WASHINGTON —Four years after Congress reauthorized the EPA’s brownfields program, House lawmakers met with city and county officials from across the country to discuss what can be changed before the next reauthorization deadline in 2023.
”How can we sustain this level of funding and secondly, what can we improve?” asked ranking member David McKinley, R-W.Va., during a House Energy and Commerce Committee hearing on Tuesday.
McKinley’s question to the panel of experts appearing before the committee guided much of the hearing on restoring potentially contaminated lands sites.
Brownfields are sites that were formerly used for industrial or commercial purposes and are not currently in use because of real or perceived contamination. They are usually plots of land on which commercial enterprises created pollution or soil contamination. Examples of brownfields can be former gas stations, metal facilities or laundromats. The EPA estimates that there are at least 450,00 brownfield sites nationwide. Sites require assessment and possible restoration under the program.
“Each site helps tell the story of that community’s economic past,” said committee Chairman Paul Tonko, D-N.Y. “But today we need to examine how we can make these sites part of our district’s economic futures.”
The brownfields program has changed the way contaminated property is dealt with in the 27 years since it was created, according to the EPA. Projects leveraged $20.13 per every EPA dollar expended to revitalize a site. Assessment, cleanup and restoration of a site require hundreds of employees to create a new, economically viable structure on the land. The EPA says more than 170,724 jobs have been leveraged nationwide as a result of this program.
Congress reauthorized the brownfields program in early 2018 after it lapsed in 2006. This most recent law set the next reauthorization date for 2023 and increased the cap on each site’s grant to $500,000 with the option to waive the cap and increase the grant amount to $650,000 per site.
Lawmakers kept the 2023 deadline in mind during their discussion.
McKinley said he applauds the bipartisan infrastructure bill that granted the brownfields program $1.5 billion but now the concern is sustaining that level of funding and improving the program.
“We want to make sure this remains a public private partnership,” he said. “We don’t want this to be a government bailout.”
Paul Ford, business development director at Frontier Group of Companies, said in response that the committee should consider allowing private for-profit applicants to access funds in a similar way to how some state programs grant money to public entities because he says those private companies have the ability to “leverage those government dollars into private investment and job creation.”
New York, among other states, has a state-specific brownfield program that focuses on community led initiatives to revitalize sites. More states may be able to develop their own brownfield programs through multipurpose grants from the EPA, which allowed New York City to provide funding to local governments and nonprofits that know the issues in their area, according to Lee Ilan, chief of planning in the mayor’s office of Environmental Remediation.
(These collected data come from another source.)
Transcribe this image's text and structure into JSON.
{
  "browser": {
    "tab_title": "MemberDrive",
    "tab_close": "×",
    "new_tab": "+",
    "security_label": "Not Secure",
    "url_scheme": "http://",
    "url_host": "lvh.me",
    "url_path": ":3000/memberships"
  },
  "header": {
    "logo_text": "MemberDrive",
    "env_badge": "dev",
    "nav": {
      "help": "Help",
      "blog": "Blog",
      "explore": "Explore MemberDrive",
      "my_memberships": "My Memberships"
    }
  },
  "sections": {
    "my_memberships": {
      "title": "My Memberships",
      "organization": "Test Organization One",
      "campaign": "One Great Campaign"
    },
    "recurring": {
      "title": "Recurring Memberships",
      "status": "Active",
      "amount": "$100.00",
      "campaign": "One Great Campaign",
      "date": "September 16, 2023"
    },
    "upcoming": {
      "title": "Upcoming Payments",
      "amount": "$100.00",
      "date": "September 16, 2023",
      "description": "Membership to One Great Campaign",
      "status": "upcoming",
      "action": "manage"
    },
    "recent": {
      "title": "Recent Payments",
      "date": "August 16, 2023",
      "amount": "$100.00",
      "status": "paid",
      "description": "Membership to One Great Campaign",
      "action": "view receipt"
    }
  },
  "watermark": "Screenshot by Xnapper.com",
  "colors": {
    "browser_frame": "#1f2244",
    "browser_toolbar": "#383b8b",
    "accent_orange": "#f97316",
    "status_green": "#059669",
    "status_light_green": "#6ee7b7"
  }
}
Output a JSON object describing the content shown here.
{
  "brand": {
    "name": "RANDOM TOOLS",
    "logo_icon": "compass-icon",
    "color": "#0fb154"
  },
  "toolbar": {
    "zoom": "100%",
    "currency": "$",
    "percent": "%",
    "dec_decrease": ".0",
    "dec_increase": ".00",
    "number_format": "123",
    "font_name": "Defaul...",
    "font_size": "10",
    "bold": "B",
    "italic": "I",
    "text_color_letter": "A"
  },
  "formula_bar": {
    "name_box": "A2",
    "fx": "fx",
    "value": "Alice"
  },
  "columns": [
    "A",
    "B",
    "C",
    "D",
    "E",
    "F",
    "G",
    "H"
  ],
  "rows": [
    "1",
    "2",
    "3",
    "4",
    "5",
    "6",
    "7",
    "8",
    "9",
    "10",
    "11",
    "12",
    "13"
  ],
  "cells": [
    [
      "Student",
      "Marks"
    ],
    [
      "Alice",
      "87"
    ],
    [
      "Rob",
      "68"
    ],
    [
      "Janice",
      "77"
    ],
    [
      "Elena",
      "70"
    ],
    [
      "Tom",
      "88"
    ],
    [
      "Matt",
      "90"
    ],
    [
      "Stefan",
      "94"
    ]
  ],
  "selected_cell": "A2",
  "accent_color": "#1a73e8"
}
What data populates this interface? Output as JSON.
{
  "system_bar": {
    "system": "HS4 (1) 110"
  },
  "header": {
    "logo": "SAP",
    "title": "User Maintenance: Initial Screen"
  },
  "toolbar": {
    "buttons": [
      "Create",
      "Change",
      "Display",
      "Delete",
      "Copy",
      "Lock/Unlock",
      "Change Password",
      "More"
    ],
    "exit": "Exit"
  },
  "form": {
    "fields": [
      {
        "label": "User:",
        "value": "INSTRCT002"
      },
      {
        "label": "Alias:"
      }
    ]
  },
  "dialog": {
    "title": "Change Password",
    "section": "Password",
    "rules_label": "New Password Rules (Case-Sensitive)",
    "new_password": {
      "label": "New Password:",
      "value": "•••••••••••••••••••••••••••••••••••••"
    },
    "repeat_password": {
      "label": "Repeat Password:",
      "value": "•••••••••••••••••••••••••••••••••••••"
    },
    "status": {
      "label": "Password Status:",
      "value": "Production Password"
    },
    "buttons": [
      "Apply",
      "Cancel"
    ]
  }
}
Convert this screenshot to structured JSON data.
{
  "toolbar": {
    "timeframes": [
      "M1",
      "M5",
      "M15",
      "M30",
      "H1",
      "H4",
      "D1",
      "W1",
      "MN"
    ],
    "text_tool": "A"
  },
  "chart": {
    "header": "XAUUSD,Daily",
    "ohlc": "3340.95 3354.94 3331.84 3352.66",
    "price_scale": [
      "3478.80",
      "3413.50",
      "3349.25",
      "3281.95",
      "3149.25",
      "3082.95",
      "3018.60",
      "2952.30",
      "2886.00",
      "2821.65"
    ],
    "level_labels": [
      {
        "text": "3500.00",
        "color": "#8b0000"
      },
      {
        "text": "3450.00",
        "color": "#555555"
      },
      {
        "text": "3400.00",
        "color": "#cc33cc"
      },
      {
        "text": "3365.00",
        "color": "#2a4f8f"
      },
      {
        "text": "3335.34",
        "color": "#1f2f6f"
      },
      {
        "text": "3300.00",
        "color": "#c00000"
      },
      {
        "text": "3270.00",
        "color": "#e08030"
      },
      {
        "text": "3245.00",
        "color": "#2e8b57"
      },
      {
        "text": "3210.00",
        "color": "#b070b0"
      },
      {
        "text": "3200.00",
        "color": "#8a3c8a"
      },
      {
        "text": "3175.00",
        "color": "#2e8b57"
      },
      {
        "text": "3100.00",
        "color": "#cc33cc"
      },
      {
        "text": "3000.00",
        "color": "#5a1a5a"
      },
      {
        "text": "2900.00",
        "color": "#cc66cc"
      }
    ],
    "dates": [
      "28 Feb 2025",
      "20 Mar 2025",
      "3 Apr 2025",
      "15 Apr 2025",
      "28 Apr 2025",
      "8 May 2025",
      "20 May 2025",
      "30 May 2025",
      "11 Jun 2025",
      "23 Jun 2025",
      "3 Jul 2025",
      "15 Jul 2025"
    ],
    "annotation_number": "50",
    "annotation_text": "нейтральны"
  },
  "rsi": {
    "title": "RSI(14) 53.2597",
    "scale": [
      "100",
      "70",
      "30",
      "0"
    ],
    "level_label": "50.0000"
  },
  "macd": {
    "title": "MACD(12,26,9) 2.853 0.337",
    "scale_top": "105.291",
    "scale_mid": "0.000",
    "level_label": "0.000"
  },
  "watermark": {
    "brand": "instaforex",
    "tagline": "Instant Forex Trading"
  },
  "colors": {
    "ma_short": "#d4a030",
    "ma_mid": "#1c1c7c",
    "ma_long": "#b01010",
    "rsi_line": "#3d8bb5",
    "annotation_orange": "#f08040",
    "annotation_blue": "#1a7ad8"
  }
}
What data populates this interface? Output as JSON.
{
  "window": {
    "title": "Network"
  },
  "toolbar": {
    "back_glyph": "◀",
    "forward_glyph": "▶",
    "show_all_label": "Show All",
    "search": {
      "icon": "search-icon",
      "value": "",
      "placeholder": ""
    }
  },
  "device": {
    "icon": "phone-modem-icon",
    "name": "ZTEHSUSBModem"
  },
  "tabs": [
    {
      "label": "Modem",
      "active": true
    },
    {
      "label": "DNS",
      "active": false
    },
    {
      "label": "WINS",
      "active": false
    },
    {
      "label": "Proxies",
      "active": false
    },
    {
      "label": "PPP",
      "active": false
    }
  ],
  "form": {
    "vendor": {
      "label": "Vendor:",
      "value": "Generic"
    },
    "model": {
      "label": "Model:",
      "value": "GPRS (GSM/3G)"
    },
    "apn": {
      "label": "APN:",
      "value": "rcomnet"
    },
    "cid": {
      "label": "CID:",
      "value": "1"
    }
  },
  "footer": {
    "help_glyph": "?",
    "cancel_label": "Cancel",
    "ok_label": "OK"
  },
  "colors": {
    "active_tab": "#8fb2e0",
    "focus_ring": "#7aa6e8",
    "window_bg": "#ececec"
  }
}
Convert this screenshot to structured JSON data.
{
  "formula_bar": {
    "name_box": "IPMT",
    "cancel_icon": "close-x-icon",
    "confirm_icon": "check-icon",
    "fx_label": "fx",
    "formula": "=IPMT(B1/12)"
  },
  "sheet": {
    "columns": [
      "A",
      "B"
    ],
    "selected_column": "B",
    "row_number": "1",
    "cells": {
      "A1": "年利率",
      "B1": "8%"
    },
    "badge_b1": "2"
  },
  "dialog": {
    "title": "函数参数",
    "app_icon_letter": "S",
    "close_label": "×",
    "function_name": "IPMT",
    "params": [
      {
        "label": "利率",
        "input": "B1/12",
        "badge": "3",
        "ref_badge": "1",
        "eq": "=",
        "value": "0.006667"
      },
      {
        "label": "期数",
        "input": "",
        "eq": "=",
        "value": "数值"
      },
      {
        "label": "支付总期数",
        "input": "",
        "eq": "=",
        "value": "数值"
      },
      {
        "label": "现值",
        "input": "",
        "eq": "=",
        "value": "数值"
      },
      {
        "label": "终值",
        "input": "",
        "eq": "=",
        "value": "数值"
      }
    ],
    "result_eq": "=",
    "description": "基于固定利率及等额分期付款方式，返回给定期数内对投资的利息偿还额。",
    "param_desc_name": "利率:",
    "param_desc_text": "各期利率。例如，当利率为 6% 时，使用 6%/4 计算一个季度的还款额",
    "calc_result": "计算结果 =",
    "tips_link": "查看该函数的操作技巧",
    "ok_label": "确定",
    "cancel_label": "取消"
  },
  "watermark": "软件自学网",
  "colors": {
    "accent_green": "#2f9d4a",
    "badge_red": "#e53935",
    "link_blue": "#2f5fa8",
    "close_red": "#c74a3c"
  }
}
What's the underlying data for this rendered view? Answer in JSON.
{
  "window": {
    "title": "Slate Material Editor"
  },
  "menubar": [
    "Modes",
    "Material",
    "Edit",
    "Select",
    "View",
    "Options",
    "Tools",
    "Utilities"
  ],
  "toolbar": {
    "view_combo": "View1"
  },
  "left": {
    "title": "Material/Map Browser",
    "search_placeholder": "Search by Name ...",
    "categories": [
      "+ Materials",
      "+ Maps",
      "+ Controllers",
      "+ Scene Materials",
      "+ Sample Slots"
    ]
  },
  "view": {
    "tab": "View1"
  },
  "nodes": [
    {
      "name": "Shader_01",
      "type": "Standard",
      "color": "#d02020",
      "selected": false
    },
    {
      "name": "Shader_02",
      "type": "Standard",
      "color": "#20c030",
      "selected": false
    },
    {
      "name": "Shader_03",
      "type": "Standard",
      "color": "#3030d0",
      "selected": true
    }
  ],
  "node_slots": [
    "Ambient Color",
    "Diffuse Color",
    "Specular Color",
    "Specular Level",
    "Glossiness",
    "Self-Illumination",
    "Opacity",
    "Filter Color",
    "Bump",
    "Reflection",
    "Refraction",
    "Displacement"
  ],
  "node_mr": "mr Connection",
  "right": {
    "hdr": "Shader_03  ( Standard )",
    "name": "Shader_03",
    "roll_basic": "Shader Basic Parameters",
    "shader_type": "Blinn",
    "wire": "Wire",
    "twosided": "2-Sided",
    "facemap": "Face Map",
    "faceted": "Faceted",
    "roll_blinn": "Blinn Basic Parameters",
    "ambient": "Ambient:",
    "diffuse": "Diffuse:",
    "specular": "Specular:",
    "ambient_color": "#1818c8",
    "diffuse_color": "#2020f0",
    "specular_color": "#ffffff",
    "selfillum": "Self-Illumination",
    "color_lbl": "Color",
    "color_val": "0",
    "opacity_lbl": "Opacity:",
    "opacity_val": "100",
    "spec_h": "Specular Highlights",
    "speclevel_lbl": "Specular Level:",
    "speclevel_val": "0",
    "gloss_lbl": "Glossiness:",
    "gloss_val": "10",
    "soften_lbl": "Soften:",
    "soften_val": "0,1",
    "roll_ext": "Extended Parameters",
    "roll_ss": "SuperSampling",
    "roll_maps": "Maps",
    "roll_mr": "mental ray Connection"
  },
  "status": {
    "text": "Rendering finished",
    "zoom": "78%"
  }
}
Most committee members agreed that technical assistance grants to small communities, especially rural and low-income areas are vital. These grants allow communities without resources like a planning department or grant writing office, to receive expert planning advice on revitalizing their lands.
“Most of our small towns and, in particular, our county and the rest of the small rural counties, we simply don’t have the infrastructure to even begin the projects,” said Michael Largent, a Whitman county commissioner in Washington state. “We don’t have somebody in our county that could even initiate this program.”
When the city of Palouse had a brownfield problem, Largent said the outside assistance they received from the EPA in applying for a grant and assessing the land made it possible for that site to be restored.
Jason Seyler, brownfields coordinator at the Montana Department of Environmental Quality, said these communities would not have been able to hire experts to assist in these processes themselves.
“The community was really able to see the effects of this planning effort and visualize what this property could become and it was just phenomenal to see that transformation in the belief in the community,” Seyler said.